Abe makes no progress with Putin in talks on Russia-held islands, postwar peace treaty
Japan Times -- Jan 23
Prime Minister Shinzo Abe met with Russian President Vladimir Putin on Tuesday to seek progress on a decadeslong territorial dispute over a group of islands that have remained under Russian control since the end of World War II.

The meeting came as the two countries are accelerating talks for a postwar peace treaty that has not been concluded due to the territorial dispute, with the focus shifting to whether Abe will secure a deal on the handover of two of the four disputed isles off Hokkaido.

Abe hopes to settle the dispute over the islands, known as the Northern Territories in Japan and the Southern Kurils in Russia, to make a World War II peace deal the main pillar of his political legacy. Abe is believed to be pursuing a June timeline to reach a broad agreement with Putin, who is expected to visit Japan that month for the Group of 20 summit.

As part of efforts to strengthen mutual trust between Tokyo and Moscow, Abe and Putin are expected to discuss ways to foster joint economic activities on the four islands.

But it remains unclear whether the leaders will find common ground in their 25th summit, after agreeing in Singapore in November to step up their search for a solution on the basis of a 1956 joint declaration issued by Japan and the Soviet Union.

The declaration, which ended the state of war between the nations and restored diplomatic ties, stipulated the handover by the Soviet Union to Japan of Shikotan Island and the Habomai islet group following the conclusion of a peace treaty.

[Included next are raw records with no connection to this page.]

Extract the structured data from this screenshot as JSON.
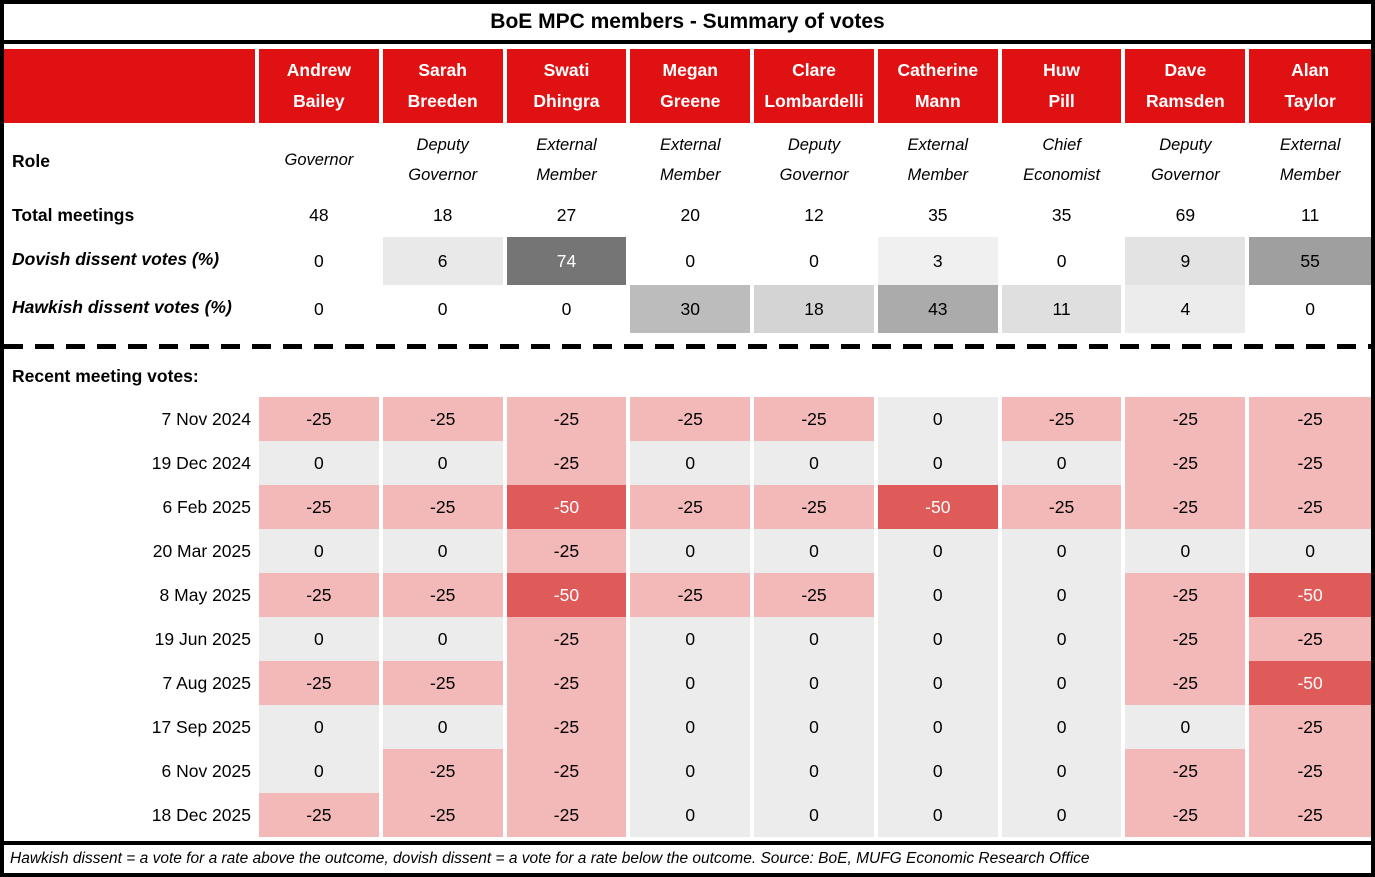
{
  "title": "BoE MPC members - Summary of votes",
  "header": {
    "members": [
      {
        "line1": "Andrew",
        "line2": "Bailey"
      },
      {
        "line1": "Sarah",
        "line2": "Breeden"
      },
      {
        "line1": "Swati",
        "line2": "Dhingra"
      },
      {
        "line1": "Megan",
        "line2": "Greene"
      },
      {
        "line1": "Clare",
        "line2": "Lombardelli"
      },
      {
        "line1": "Catherine",
        "line2": "Mann"
      },
      {
        "line1": "Huw",
        "line2": "Pill"
      },
      {
        "line1": "Dave",
        "line2": "Ramsden"
      },
      {
        "line1": "Alan",
        "line2": "Taylor"
      }
    ]
  },
  "labels": {
    "role": "Role",
    "total_meetings": "Total meetings",
    "dovish": "Dovish dissent votes (%)",
    "hawkish": "Hawkish dissent votes (%)",
    "recent": "Recent meeting votes:"
  },
  "roles": [
    "Governor",
    "Deputy Governor",
    "External Member",
    "External Member",
    "Deputy Governor",
    "External Member",
    "Chief Economist",
    "Deputy Governor",
    "External Member"
  ],
  "stats": {
    "total_meetings": [
      48,
      18,
      27,
      20,
      12,
      35,
      35,
      69,
      11
    ],
    "dovish_dissent_pct": [
      0,
      6,
      74,
      0,
      0,
      3,
      0,
      9,
      55
    ],
    "hawkish_dissent_pct": [
      0,
      0,
      0,
      30,
      18,
      43,
      11,
      4,
      0
    ]
  },
  "meetings": [
    {
      "date": "7 Nov 2024",
      "votes": [
        -25,
        -25,
        -25,
        -25,
        -25,
        0,
        -25,
        -25,
        -25
      ]
    },
    {
      "date": "19 Dec 2024",
      "votes": [
        0,
        0,
        -25,
        0,
        0,
        0,
        0,
        -25,
        -25
      ]
    },
    {
      "date": "6 Feb 2025",
      "votes": [
        -25,
        -25,
        -50,
        -25,
        -25,
        -50,
        -25,
        -25,
        -25
      ]
    },
    {
      "date": "20 Mar 2025",
      "votes": [
        0,
        0,
        -25,
        0,
        0,
        0,
        0,
        0,
        0
      ]
    },
    {
      "date": "8 May 2025",
      "votes": [
        -25,
        -25,
        -50,
        -25,
        -25,
        0,
        0,
        -25,
        -50
      ]
    },
    {
      "date": "19 Jun 2025",
      "votes": [
        0,
        0,
        -25,
        0,
        0,
        0,
        0,
        -25,
        -25
      ]
    },
    {
      "date": "7 Aug 2025",
      "votes": [
        -25,
        -25,
        -25,
        0,
        0,
        0,
        0,
        -25,
        -50
      ]
    },
    {
      "date": "17 Sep 2025",
      "votes": [
        0,
        0,
        -25,
        0,
        0,
        0,
        0,
        0,
        -25
      ]
    },
    {
      "date": "6 Nov 2025",
      "votes": [
        0,
        -25,
        -25,
        0,
        0,
        0,
        0,
        -25,
        -25
      ]
    },
    {
      "date": "18 Dec 2025",
      "votes": [
        -25,
        -25,
        -25,
        0,
        0,
        0,
        0,
        -25,
        -25
      ]
    }
  ],
  "footnote": "Hawkish dissent = a vote for a rate above the outcome, dovish dissent = a vote for a rate below the outcome. Source: BoE, MUFG Economic Research Office",
  "colors": {
    "header_red": "#e01112",
    "vote_hold_bg": "#ececec",
    "vote_cut25_bg": "#f3b9b8",
    "vote_cut50_bg": "#de5b5a",
    "white_text": "#ffffff",
    "dissent_shades": {
      "0": "",
      "3": "#f0f0f0",
      "4": "#ececec",
      "6": "#e9e9e9",
      "9": "#e3e3e3",
      "11": "#dfdfdf",
      "18": "#d4d4d4",
      "30": "#bcbcbc",
      "43": "#ababab",
      "55": "#9f9f9f",
      "74": "#757575"
    }
  },
  "chart_data": {
    "type": "table",
    "title": "BoE MPC members - Summary of votes",
    "columns": [
      "Andrew Bailey",
      "Sarah Breeden",
      "Swati Dhingra",
      "Megan Greene",
      "Clare Lombardelli",
      "Catherine Mann",
      "Huw Pill",
      "Dave Ramsden",
      "Alan Taylor"
    ],
    "rows": [
      {
        "label": "Role",
        "values": [
          "Governor",
          "Deputy Governor",
          "External Member",
          "External Member",
          "Deputy Governor",
          "External Member",
          "Chief Economist",
          "Deputy Governor",
          "External Member"
        ]
      },
      {
        "label": "Total meetings",
        "values": [
          48,
          18,
          27,
          20,
          12,
          35,
          35,
          69,
          11
        ]
      },
      {
        "label": "Dovish dissent votes (%)",
        "values": [
          0,
          6,
          74,
          0,
          0,
          3,
          0,
          9,
          55
        ]
      },
      {
        "label": "Hawkish dissent votes (%)",
        "values": [
          0,
          0,
          0,
          30,
          18,
          43,
          11,
          4,
          0
        ]
      },
      {
        "label": "7 Nov 2024",
        "values": [
          -25,
          -25,
          -25,
          -25,
          -25,
          0,
          -25,
          -25,
          -25
        ]
      },
      {
        "label": "19 Dec 2024",
        "values": [
          0,
          0,
          -25,
          0,
          0,
          0,
          0,
          -25,
          -25
        ]
      },
      {
        "label": "6 Feb 2025",
        "values": [
          -25,
          -25,
          -50,
          -25,
          -25,
          -50,
          -25,
          -25,
          -25
        ]
      },
      {
        "label": "20 Mar 2025",
        "values": [
          0,
          0,
          -25,
          0,
          0,
          0,
          0,
          0,
          0
        ]
      },
      {
        "label": "8 May 2025",
        "values": [
          -25,
          -25,
          -50,
          -25,
          -25,
          0,
          0,
          -25,
          -50
        ]
      },
      {
        "label": "19 Jun 2025",
        "values": [
          0,
          0,
          -25,
          0,
          0,
          0,
          0,
          -25,
          -25
        ]
      },
      {
        "label": "7 Aug 2025",
        "values": [
          -25,
          -25,
          -25,
          0,
          0,
          0,
          0,
          -25,
          -50
        ]
      },
      {
        "label": "17 Sep 2025",
        "values": [
          0,
          0,
          -25,
          0,
          0,
          0,
          0,
          0,
          -25
        ]
      },
      {
        "label": "6 Nov 2025",
        "values": [
          0,
          -25,
          -25,
          0,
          0,
          0,
          0,
          -25,
          -25
        ]
      },
      {
        "label": "18 Dec 2025",
        "values": [
          -25,
          -25,
          -25,
          0,
          0,
          0,
          0,
          -25,
          -25
        ]
      }
    ],
    "footnote": "Hawkish dissent = a vote for a rate above the outcome, dovish dissent = a vote for a rate below the outcome. Source: BoE, MUFG Economic Research Office"
  }
}
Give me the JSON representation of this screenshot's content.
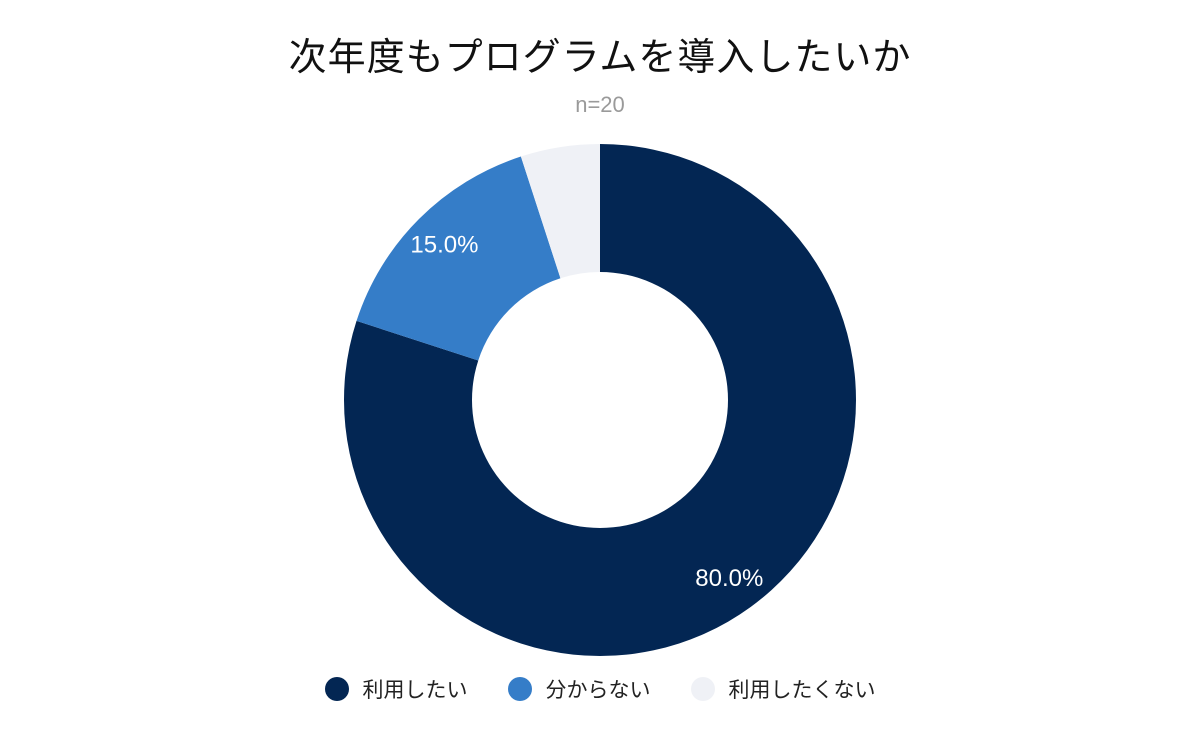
{
  "chart_data": {
    "type": "pie",
    "title": "次年度もプログラムを導入したいか",
    "subtitle": "n=20",
    "categories": [
      "利用したい",
      "分からない",
      "利用したくない"
    ],
    "values": [
      80.0,
      15.0,
      5.0
    ],
    "data_labels": [
      "80.0%",
      "15.0%",
      ""
    ],
    "colors": [
      "#032653",
      "#357DC8",
      "#EFF1F6"
    ],
    "legend_position": "bottom"
  }
}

The two countries differ over what a “handover” of the two islands would mean, with Tokyo arguing that it should entail Japan assuming sovereignty and Moscow asserting nothing relating to sovereignty is mentioned in the 1956 document.

Japan maintains that all of the islands are “inherent territories” of the country that were “illegally occupied” by the Soviet Union following Tokyo’s surrender in World War II in 1945, while Moscow insists it legitimately acquired them as a result of the war.

With Moscow increasingly viewed as unlikely to cede the two larger islets, called Kunashiri and Etorofu in Japan, Japanese government sources said Abe is leaning toward accepting a peace pact with Russia if the handover of the two smaller islets is assured.